The system worked, but early versions suffered poor performance due to the overhead of said context switches (this was addressed later). In the time it took either processor to flush it's cache, it could have done millions of instructions. Other criticisms revolved around the use of ELF which was seen as an alien standard on the Amiga* which had it's own hunk format for binaries. Soon thereafter, WarpUP appeared (later called WarpOS), a rival system that extended the amiga hunk format to allow PPC code segments in executables, leading to "fat" binaries.
Fundamentally, it was similar to PUP: a PPC kernel, API and a set of OS patches. The main differences were in the implementation. WarpUP tried to mirror Exec's structure for the services it provided. Threads were in pairs, one for each CPU and only one of which would be active at any time (there were asynchronous context switches but they were tricky to use). A single threaded application that used the PPC would thus really be two threads, one on either chip, only one of which was running at any instant, the other sleeping and waiting for it's counterpart to return. However, they shared many fundamental components, such as signals. If you sent CTRL-C to one, the corresponding signal bit would be set in both the Task and TaskPPC (or at least it was routed to whichever was active, I forget).

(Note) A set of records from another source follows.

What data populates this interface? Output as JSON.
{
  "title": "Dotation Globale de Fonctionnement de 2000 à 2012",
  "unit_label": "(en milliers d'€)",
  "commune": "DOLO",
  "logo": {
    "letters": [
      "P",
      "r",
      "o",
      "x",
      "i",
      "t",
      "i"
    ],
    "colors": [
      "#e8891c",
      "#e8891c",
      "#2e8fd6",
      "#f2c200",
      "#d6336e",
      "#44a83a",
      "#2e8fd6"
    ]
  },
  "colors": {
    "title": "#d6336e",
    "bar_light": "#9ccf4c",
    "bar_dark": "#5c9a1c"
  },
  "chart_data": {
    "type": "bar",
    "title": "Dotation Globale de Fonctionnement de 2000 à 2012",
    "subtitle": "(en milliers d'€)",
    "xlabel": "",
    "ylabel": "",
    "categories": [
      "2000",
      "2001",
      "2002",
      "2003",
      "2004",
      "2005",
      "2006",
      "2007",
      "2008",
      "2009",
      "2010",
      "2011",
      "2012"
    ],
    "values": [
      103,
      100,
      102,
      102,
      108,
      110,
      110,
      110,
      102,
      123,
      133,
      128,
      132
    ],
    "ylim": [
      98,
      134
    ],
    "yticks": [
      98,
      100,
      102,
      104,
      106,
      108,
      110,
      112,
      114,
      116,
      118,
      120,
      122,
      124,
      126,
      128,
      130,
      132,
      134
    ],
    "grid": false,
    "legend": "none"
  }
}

It still required cache flushing in the same way as PUP, the main advantage of the system (at the time) was that it offered considerably quicker at it. That performance gap closed in later versions of PUP, but by then we'd enjoyed the "kernel" wars and WarpUP had become the unofficial standard. At least until OS3.9 where the picture.datatype used it. That's about as official as it ever got.
Each system had it's strengths and weaknesses. The Achilles heel of both was the context switch. It may have been faster on WarpUp, but in real terms it was still shockingly expensive. You had to carefully design code to minimise these if you wanted your application to run acceptably.
*ironically, all the offshoot operating systems use it for their native binary format.